Dalam keanekaragaman budaya Indonesia, suku Batak merupakan salah satu etnis yang kaya akan tradisi, adat, dan nilai-nilai sosial yang telah diwariskan turun-temurun. Terletak di Sumatera Utara, suku Batak dikenal dengan masyarakatnya yang patriarki, dimana kepemimpinan dan warisan lebih banyak dipegang oleh laki-laki. Namun, kesetaraan gender kini mulai menjadi topik penting yang dibicarakan dalam konteks modernisasi dan pemahaman hak asasi manusia, termasuk dalam komunitas suku Batak. Hal ini dikarenakan adanya SDG's nomor 5 yaitu Kesetaraan Gender.

Menurut Romaia N.N , dalam suku Batak Toba terdapat sistem kekerabatan yang menampilkan budaya patriarki yaitu Dalihan Na Tolu dalam bahasa Indonesia berarti Tungku Nan Tiga.
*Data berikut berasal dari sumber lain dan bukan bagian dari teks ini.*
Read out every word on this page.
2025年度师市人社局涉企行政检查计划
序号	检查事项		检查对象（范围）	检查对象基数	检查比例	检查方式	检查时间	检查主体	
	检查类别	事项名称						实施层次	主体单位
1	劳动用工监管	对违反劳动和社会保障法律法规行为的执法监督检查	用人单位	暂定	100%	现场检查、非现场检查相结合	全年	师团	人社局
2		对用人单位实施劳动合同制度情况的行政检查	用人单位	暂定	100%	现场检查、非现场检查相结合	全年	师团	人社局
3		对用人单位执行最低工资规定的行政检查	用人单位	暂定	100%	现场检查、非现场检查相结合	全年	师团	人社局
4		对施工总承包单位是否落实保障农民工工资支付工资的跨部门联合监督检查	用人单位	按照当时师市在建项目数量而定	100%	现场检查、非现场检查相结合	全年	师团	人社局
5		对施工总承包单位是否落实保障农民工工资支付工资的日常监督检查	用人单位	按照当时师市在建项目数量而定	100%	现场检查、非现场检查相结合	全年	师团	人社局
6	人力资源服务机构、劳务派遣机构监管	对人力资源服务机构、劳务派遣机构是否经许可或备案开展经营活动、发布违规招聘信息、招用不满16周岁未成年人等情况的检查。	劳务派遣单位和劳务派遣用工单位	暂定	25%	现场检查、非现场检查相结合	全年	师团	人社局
Tiga unsur dalam Dalihan Na Tolu diantaranya:

  • Manat Mardongan Tubu (kerabat satu marga), artinya memelihara hubungan antar kerabat satu marga khususnya laki-laki.
  • Elek Marboru (anak perempuan), artinya membujuk dan mengayomi saudara perempuan.
  • Somba Marhula-hula (keluarga perempuan), saudara perempuan harus hormat kepada saudara laki-laki dan orang tua.
Sistem kekerabatan tersebut masih sangat kental digunakan dan diterapkan suku Batak sebagai sikap dalam memperlakukan orang lain. Dua diantaranya dilakukan setelah ada pernikahan, yaitu Elek Marboru dan Somba Marhula-hula. Dua unsur tersebut merupakan cerminan patriarki antara saudara laki-laki dan saudara perempuan. Dalam setiap acara adat biasanya saudara perempuan tidak begitu dipandang dan hanya sebagai tamu yang tidak banyak ikut andil dalam acara utama, tapi memegang peran di dapur atau sering disebut parhobas yang artinya pelayan. Sedangkan saudara laki-laki menjadi raja dan tokoh utama dalam acara adat. Itu harus dan mutlak.

Contoh lainnya dalam hal warisan. Rumah milik orang tua akan diwariskan kepada anak lelaki bungsunya. Sedangkan jika anak lelaki hanya satu dan merupakan anak sulung, maka ia berhak mendapatkan warisan tersebut. Misalnya abang saya. Menurut kepercayaan yang diturunkan ke ayah saya, ia menganggap jika perempuan akan diambil oleh lelaki. Sehingga anak perempuan tidak berhak lagi untuk tinggal di rumah orang tua. Selain itu, dalam hal kepemimpinan adat dan ritual, laki-laki sering kali memiliki peran lebih dominan. Namun, ini bukan berarti perempuan tidak memiliki peran penting dalam masyarakat. Dalam banyak aspek kehidupan sehari-hari dan kegiatan adat, perempuan memiliki peran krusial, meskipun tidak selalu terlihat secara eksplisit dalam struktur formal kekuasaan.


Sumber: Ngeri-ngeri sedap

Perubahan sosial dan kesadaran global tentang pentingnya kesetaraan gender telah mempengaruhi banyak aspek kehidupan suku Batak. Pendidikan dan kesadaran akan hak-hak asasi manusia telah membuka jalan bagi perempuan Batak untuk mengambil peran lebih banyak di berbagai bidang kehidupan, termasuk politik, pendidikan, dan ekonomi. Inisiatif dan gerakan lokal untuk mempromosikan kesetaraan gender telah mulai menunjukkan perubahan positif dalam masyarakat.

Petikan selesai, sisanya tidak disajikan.